Faya Dayi

“Era uma vez, havia um velho emir chamado Azurkherlaini. Ele era um homem devoto. Um dia, ele foi tomado pelo medo. Ele começou a rezar: “Senhor, por que o medo agora? Sei que estou pronto para morrer.” Naquela noite, Deus falou com ele em um sonho. ‘Deve encontrar Maoul Hayat.’ ‘Maoul Hayat’, Ele disse, é a água da vida eterna.”

Esse trecho do documentário de Jessica Beshir expõe o misticismo associado ao khat, uma folha estimulante, cultivada e comercializada pelos etíopes. As imagens poéticas transitam pelas inebriantes paisagens rurais do país, centros urbanos, feiras, onde os coletores e comerciantes se esmeram no trato com a planta. Os jovens dominam grande parte da narrativa, expondo seus sonhos e desejos de prosperidade, alguns de deixar o país, enquanto se entregam à inebriante atmosfera provocada pelas promessas das folhas nascidas da terra e das lendas.  

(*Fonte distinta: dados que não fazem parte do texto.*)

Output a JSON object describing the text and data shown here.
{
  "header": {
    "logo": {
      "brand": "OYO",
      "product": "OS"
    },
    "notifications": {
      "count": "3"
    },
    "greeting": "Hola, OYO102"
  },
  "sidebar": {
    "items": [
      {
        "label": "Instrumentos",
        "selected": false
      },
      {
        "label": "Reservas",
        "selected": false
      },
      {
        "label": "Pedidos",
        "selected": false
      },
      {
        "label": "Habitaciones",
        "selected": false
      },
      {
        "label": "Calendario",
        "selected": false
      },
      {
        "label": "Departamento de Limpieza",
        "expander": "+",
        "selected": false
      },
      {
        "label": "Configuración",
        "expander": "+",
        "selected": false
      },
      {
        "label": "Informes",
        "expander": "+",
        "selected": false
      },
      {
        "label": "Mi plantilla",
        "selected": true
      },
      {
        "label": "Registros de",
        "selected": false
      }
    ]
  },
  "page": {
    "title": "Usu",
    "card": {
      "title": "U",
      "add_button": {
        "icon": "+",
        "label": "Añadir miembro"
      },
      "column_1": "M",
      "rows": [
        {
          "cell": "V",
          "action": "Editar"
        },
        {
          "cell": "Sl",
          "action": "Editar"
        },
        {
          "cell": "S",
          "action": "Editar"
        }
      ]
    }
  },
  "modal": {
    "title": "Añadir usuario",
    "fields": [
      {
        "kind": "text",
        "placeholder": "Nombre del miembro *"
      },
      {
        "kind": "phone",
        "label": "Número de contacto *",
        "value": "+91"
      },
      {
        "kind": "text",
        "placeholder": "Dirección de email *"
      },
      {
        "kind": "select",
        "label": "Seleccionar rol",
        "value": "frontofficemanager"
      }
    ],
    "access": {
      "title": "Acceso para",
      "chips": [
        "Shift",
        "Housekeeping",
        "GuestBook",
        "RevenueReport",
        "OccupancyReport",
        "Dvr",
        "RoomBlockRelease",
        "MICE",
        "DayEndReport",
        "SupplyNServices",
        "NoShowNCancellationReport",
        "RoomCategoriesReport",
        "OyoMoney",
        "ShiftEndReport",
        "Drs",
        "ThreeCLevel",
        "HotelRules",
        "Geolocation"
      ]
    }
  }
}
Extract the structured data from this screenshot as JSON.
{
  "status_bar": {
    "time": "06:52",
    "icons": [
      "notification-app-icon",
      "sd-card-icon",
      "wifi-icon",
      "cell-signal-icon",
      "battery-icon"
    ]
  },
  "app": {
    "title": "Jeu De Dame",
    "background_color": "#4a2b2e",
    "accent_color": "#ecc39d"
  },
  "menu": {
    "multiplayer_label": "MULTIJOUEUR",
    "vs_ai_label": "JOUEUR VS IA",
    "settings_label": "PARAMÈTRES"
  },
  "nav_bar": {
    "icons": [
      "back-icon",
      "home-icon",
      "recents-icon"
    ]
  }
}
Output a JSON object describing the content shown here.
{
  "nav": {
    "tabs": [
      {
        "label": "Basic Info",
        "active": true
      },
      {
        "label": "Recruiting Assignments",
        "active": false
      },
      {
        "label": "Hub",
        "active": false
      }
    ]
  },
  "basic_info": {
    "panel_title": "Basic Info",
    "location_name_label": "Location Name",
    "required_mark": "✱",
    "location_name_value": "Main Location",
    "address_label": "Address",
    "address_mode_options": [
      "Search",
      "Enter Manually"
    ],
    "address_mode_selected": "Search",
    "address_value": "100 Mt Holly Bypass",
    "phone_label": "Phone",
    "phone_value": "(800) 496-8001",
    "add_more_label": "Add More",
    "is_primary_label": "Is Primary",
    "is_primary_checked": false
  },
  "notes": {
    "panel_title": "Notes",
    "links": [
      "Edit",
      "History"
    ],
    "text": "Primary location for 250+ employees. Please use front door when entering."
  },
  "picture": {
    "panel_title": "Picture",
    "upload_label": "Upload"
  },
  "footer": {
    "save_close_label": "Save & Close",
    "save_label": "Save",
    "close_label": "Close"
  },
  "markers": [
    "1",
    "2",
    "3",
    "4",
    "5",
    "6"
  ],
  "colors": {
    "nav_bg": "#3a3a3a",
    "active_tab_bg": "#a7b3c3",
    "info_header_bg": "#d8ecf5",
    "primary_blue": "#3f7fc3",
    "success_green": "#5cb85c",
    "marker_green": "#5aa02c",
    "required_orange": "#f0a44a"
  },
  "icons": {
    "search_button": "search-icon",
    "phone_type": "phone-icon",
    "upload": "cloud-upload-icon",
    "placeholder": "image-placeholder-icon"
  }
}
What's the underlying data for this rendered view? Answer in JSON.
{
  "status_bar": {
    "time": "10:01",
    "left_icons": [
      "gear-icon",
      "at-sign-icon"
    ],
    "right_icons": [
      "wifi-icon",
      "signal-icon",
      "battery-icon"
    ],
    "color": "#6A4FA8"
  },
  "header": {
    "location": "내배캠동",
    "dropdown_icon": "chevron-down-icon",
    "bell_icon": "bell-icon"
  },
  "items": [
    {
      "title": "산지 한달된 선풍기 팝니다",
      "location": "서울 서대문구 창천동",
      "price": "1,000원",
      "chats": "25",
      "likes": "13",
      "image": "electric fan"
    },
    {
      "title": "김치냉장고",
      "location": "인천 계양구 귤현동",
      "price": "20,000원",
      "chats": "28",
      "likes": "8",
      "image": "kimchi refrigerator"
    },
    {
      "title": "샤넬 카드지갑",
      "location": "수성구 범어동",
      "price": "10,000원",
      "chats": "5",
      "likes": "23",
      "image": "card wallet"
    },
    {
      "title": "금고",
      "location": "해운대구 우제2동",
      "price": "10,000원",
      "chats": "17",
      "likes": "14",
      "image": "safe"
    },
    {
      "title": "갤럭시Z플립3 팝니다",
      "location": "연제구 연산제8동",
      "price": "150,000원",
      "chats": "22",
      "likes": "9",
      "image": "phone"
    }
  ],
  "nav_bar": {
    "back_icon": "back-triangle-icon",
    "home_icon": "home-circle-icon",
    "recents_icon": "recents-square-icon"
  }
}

Faya Dayi (Etiópia, 2021), de Jessica Beshir.

El planeta

O filme abre com uma divertida sequência: a jovem Leonor está em um restaurante com um homem, marcaram encontro por aplicativo, ela está em sua primeira experiência como pretensa garota de programa. Desiste e volta para sua rotina ao lado da mãe, que vive de aplicar fraudes e furtos em supermercados e lojas de grife.

A narrativa reflete a crise econômica contemporânea, afetando os desejos consumistas da classe média.  Mãe e filha tentam ao mesmo tempo manter condições mínimas de subsistência: comer, pagar o aluguel, a conta de luz, sem abrir mão de seus gostos refinados: jantar em restaurantes caros, vestir casacos de pele, preservar a vida de aparências. A narrativa tem um tom bem-humorado e ácido, abordando questões sem solução no mundo capitalista consumista. 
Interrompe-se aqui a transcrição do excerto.